U.S. stocks declined Monday, erasing gains that briefly had the S&P 500 index less than one point from its record close, as Wall Street worried about Europe’s troubles.
Stocks had initially rallied as a deal was reached to avert a financial meltdown in Cyprus. But equities retreated as investors questioned what the plan for bank restructuring in the island nation would mean for other European countries.
“This is just a reality check. The initial euphoria was Cyprus at least didn’t sink into the Mediterranean Sea. But, as you dive in further, you realize Europe still does have significant issues to resolve,” said Ron Florance, managing director of investment strategy at Wells Fargo Private Bank.
After coming within a fraction of its all-time closing high of 1,565.15, hit in October 2007, the S&P 500 ended at 1,551.69, off 5.20 points, or 0.3% on Monday.
The S&P 500 initial nearing of its all-time closing high is “much more of a Main Street story than a Wall Street story, as we’ve been watching this from 2009,” said Art Hogan, market strategist at Lazard Capital Markets, referring to the bull market that started a fifth year in March. The index has more than doubled from its 2009 bottom.
Industrials and materials were the worst performing of the S&P’s 10 major sectors, all of which lost ground.
Dell Inc. shares gained 2.6% after the computer maker confirmed it received competing bids from private-equity firm Blackstone Group LP and billionaire investor Carl Icahn that could top one offered by founder Michael Dell.

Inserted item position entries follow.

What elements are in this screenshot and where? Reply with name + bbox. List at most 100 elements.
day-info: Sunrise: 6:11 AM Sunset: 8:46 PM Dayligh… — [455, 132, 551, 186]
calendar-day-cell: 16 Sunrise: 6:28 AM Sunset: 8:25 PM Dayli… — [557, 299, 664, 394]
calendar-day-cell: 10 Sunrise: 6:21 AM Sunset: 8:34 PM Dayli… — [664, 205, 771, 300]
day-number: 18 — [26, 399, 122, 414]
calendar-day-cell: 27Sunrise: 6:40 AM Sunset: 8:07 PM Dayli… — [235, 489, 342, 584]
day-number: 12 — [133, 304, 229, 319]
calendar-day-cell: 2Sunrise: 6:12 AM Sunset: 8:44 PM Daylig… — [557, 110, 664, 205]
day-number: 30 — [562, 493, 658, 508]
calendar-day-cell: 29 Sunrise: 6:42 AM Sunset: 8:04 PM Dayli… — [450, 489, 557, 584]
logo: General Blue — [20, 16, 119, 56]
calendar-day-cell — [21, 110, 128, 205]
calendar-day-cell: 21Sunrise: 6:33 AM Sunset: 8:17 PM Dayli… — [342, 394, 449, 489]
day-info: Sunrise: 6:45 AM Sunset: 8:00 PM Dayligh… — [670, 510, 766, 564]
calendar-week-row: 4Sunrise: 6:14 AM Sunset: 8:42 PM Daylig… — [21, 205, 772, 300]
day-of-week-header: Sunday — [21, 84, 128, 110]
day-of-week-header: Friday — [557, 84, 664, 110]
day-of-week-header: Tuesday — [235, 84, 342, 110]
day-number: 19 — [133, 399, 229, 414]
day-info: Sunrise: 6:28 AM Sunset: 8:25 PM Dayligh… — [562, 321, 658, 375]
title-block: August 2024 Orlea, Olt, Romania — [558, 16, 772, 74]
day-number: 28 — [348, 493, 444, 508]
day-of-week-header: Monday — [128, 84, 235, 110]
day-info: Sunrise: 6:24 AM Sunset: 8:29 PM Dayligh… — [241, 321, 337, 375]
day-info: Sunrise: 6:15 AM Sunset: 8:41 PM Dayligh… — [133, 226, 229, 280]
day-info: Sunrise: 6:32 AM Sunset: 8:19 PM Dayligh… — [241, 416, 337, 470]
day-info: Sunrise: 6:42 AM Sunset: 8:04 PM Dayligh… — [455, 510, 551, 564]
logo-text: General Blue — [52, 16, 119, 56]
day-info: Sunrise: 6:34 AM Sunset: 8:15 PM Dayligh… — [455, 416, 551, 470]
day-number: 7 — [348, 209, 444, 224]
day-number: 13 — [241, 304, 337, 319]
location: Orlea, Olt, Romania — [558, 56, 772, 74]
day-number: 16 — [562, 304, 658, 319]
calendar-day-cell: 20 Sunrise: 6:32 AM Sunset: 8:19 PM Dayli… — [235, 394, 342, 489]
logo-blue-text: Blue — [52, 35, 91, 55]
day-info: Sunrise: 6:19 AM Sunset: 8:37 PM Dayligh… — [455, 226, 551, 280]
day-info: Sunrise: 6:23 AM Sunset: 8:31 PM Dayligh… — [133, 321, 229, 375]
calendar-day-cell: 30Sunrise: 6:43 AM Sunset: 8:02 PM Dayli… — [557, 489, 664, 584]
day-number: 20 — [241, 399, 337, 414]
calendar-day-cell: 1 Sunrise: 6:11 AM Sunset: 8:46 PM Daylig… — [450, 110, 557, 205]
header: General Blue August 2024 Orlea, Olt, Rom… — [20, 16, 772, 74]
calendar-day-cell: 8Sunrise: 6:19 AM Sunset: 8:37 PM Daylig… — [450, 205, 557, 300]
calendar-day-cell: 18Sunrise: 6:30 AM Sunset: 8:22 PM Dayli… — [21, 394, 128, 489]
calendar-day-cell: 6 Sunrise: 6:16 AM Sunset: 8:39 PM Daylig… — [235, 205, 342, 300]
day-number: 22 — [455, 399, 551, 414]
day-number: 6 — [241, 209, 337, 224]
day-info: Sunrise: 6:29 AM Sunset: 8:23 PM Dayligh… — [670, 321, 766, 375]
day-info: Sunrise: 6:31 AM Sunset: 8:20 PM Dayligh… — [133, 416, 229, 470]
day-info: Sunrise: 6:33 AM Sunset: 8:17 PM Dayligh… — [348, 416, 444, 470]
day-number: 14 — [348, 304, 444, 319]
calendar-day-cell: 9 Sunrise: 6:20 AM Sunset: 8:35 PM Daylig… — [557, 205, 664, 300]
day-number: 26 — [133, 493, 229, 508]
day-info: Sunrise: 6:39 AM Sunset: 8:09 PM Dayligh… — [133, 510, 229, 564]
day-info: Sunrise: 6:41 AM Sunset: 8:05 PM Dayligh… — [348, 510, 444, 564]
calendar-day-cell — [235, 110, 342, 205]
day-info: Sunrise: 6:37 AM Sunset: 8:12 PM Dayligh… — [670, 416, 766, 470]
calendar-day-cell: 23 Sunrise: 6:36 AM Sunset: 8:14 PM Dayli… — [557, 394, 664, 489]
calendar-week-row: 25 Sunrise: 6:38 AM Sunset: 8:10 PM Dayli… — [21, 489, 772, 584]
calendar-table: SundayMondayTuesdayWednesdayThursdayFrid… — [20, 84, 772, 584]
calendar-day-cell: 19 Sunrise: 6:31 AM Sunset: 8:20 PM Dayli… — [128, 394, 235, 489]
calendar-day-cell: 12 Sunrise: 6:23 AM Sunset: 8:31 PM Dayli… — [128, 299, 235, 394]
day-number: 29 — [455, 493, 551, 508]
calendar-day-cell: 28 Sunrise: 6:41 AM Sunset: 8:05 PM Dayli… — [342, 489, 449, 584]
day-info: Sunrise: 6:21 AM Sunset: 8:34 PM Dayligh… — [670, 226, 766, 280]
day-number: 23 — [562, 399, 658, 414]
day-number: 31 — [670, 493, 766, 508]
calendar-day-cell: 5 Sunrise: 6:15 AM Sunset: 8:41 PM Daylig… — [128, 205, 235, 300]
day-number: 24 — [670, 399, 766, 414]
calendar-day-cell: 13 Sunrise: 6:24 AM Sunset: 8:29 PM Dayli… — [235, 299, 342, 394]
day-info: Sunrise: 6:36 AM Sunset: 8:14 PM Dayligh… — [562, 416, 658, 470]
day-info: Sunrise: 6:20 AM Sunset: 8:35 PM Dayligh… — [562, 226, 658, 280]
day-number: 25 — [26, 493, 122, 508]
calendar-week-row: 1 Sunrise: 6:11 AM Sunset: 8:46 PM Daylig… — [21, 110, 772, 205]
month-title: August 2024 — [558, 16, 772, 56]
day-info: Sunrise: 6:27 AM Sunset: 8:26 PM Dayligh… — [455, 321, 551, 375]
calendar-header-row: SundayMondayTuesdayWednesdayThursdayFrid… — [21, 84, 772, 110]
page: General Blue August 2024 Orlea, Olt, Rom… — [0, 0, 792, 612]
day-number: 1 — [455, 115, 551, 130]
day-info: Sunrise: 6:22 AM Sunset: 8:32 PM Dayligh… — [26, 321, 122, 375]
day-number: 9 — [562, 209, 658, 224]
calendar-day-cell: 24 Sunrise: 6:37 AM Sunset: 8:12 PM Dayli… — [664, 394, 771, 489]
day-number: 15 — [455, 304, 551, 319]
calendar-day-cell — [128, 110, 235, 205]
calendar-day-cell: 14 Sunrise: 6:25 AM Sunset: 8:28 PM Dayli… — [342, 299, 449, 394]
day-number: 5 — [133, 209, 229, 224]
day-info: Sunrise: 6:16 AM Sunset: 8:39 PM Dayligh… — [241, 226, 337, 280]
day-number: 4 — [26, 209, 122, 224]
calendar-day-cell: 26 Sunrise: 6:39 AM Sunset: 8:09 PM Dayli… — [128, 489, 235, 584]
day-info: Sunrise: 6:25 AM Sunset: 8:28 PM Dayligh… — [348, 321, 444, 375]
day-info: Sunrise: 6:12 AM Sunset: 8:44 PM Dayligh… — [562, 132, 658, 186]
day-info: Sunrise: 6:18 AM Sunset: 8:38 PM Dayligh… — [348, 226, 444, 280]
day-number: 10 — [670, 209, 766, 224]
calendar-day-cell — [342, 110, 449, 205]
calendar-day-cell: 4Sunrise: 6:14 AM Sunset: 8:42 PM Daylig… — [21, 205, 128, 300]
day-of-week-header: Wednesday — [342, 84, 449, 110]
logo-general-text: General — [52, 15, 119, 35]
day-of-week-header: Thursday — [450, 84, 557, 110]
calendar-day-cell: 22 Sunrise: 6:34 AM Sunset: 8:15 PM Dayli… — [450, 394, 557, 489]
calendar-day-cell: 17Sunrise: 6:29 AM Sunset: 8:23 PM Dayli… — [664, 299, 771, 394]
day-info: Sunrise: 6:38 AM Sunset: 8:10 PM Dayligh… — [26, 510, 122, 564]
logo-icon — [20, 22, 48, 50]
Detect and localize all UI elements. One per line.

Best Buy Co Inc. advanced 1.8% after the consumer-electronics retailer said founder Richard Schulze would return as chairman emeritus, offsetting talk that its largest investor was considering selling his stake in the company.
After rising as much as 51 points and then falling 117 points, the Dow Jones Industrial Average declined 64.28 points, or 0.4%, to end at 14,447.75.
The Nasdaq Composite dropped 9.70 points, or 0.3%, to 3,235.30.
For every two stocks that rose, three fell on the New York Stock Exchange, where 655 million shares traded.
Composite volume approached 3.2 billion.
The euro fell, along with U.S. and European equities, after Dutch Finance Minister Jeroen Dijsselbloem suggested to Reuters and the Financial Times that a depositor bail-in, the most controversial aspect of the Cyprus rescue, could be repeated among others in the 17-member euro zone. His office later dialed back his comments.
slid to $1.2855 after rising as high as $1.3048 in Asian trade on Monday.
Cyprus and international lenders struck a last-minute bailout deal early Monday, clearing the way for the euro area’s third-smallest economy to receive 10 billion euros ($13 billion) in financing. The agreement calls for a restructuring of two of the island country’s largest banks — Popular Bank of Cyprus (also known as “Laiki Bank”) and Bank of Cyprus — as well as a downsizing of the nation’s overall banking sector.
Deposits at both banks larger than €100,000, the cutoff between insured and uninsured deposits, will be subject to a levy.
“We were having too much of a celebration over the near-term success of fixing the Cyprus problem, but the devil is in the details, and the details are still coming out,” said Hogan. “The good news is disaster has been avoided; the bad news is the knock-on effect,” he said.
In a speech Monday afternoon in New York, Federal Reserve Bank of New York President William Dudley said the Fed’s monetary policy should remain “very accommodative” to give the labor market more time to strengthen. Dudley also said the Fed must press ahead with its bond-buying program as Congress is going about fiscal policy the wrong way.
“If you are worried about the Fed ending asset purchases early, you would need an outlook shift from Fed members such as Dudley. At least today, no such shift was seen,” noted Dan Greenhaus, chief global strategist at BTIG LLC, in emailed commentary.
In Britain, Fed Chairman Ben Bernanke told the London School of Economics that low interest rates in developed countries help the global economy while not disrupting trade via weaker currencies.